Впрочем, в ее драме сейчас относительное затишье, продолжал размышлять он, пусть даже временное; все ее участники, несомненно, пока живы. И все равно только одну эту драму он и почувствовал здесь, в ресторане, только одну тень узнал в волнах света, который гоняли по залу зеркала и вентиляторы, как тягучий местный говор гонял тишину. Тень лежала между ее пальцами, между ее маленькой квадратной кистью и щекой, точно драгоценность, с которой никогда не расстаются. И вдруг она опустила руку, но тайна не исчезла — она ее осветила. Свет был яркий и жесткий, он вспыхнул под полями этой ее шляпки, так же близко от всех от них, как цветы в середине столика.
Хотел ли он заставить ее нарушить верность той обреченности, которую, он ясно видел, она так свято оберегала в себе? Нет, не хотел, он это ясно сознавал. Просто они были двое северян, оказавшихся в компании южан. Она посмотрела на большие золотые часы на стене и улыбнулась. Он не улыбнулся в ответ. В лице у нее была та наивность, которая, как он считал, сам не зная почему, отличает жителей Среднего Запада, — возможно, оттого, что ее лицо, казалось, спрашивало: «Что это? Покажите мне». Лицо было серьезное, строгое, и это выражение пропастью отделяло ее от компании южан, с которыми они сидели. Их возраста он определить не мог, а ее определил: тридцать два года. Сам он был старше.
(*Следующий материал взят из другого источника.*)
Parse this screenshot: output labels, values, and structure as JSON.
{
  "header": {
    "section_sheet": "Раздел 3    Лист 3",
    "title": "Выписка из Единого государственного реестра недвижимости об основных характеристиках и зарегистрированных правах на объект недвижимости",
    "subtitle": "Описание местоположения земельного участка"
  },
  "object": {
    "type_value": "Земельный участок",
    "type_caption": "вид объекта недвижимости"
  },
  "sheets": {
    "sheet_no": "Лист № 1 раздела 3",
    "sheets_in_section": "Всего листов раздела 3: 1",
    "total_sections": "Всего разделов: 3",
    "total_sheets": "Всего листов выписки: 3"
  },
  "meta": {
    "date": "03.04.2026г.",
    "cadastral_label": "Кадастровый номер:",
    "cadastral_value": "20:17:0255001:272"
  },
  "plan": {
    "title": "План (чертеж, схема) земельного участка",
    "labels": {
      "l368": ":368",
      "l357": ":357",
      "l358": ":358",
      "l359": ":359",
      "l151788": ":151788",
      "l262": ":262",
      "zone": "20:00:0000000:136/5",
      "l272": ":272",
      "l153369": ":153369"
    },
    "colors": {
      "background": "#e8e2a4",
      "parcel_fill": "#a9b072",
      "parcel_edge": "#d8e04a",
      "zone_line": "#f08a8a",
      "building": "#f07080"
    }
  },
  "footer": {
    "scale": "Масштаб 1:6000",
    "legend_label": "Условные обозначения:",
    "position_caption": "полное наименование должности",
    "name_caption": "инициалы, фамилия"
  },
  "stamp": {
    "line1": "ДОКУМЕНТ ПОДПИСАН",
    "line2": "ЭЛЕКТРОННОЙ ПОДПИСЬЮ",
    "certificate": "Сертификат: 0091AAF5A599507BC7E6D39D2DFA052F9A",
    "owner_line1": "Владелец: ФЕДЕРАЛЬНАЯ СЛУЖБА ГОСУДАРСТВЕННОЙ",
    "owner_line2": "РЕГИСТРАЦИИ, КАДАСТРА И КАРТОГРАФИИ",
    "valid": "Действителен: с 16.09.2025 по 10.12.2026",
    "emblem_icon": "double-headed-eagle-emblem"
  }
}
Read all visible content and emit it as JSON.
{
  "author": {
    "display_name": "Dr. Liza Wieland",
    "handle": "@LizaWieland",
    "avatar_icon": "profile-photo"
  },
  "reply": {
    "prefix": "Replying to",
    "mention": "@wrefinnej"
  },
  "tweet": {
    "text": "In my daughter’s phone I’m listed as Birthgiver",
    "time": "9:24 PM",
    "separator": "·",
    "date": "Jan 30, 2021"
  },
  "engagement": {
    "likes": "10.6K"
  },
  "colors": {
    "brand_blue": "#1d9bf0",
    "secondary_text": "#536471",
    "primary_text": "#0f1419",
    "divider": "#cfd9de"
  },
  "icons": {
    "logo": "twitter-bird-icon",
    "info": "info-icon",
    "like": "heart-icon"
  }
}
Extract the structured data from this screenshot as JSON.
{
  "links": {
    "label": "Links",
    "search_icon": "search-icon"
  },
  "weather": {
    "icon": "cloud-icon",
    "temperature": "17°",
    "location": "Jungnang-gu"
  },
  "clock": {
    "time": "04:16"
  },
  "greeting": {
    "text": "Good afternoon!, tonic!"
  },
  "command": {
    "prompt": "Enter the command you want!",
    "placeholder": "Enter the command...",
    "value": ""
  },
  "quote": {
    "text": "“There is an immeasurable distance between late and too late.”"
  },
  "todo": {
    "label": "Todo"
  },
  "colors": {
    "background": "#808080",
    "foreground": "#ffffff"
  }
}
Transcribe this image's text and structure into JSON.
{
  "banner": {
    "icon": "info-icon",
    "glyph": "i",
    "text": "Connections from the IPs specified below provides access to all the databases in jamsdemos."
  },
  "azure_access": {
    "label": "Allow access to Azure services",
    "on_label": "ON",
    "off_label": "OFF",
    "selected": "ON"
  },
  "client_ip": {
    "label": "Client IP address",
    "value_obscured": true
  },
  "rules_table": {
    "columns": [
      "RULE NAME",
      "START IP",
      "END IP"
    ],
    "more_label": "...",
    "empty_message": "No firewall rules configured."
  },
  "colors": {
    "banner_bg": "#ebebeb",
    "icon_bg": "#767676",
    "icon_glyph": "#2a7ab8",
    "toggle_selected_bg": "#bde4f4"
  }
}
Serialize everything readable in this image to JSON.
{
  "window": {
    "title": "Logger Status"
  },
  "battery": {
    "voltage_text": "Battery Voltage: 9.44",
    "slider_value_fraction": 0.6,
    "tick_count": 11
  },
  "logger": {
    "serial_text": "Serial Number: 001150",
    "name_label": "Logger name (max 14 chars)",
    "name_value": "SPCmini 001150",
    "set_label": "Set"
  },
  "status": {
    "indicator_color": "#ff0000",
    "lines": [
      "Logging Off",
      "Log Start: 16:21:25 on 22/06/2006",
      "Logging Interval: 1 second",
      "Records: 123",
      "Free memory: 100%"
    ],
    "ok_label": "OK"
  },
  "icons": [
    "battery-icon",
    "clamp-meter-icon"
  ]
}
Может быть, подчеркнутая отчужденность действует на людей быстрее любого другого чувства — может быть, она самый мощный, самый роковой сигнал. И объединить двоих отчужденность может так же легко, как всякое настроение.
— Вам тоже не очень-то хочется есть, — сказал он.
Тени от лопастей вентилятора бегали по их головам, и, взглянув случайно в зеркало, он увидел, что улыбается ей, как театральный злодей. Его замечание прозвучало так властно и так грубо, что все на миг смолкли, прислушиваясь; можно было даже подумать, что это он ответил на какой-то ее вопрос к нему. Другая дама бросила на него взгляд. Типичный взгляд южанки — типичная маска южан: ирония над романтическими мечтами, которая мгновенно могла обратиться в беспощадный вызов и от которой ему становилось неуютно. Он предпочитал наивность.
— Здесь такая убийственная жара, — сказала она, и ее голос словно перенес его на север, в Огайо.
— Да уж, меня она тоже порядком измотала, — отозвался он.
Они посмотрели друг на друга с достоинством и благодарностью.
— У меня здесь недалеко машина, — сказал он ей, когда их компания поднималась из-за стола, причем все остальные мечтали скорее добраться до дому и лечь спать. — Если хотите… Вы когда-нибудь бывали на юге?
На Бурбон-стрит, в горячей ванне июля, она спросила где-то у его плеча:
— Здесь, в Новом Орлеане? Я и не знала, что здесь есть юг. Думала, это уже край света. — Она засмеялась и надела по-другому шляпку, которая так действовала ему на нервы. Шляпка была не просто легкомысленная, она была экстравагантная — соломенная, с блестящей то ли лентой, то ли шарфом вокруг тульи, который развевался за спиной.
— Этот край света я вам и покажу.
— A-а, значит, вы бывали здесь раньше?
— Нет, никогда!
Его голос прозвенел над неровным, узким тротуаром, отскакивая от стен. Они шли к его машине мимо домов, покрашенных разной краской, но поблекших, облупленных, пегих, точно шкура животного, застенчивых, раскаленных солнцем, как стена зелени, которая дышала на них запахом цветов.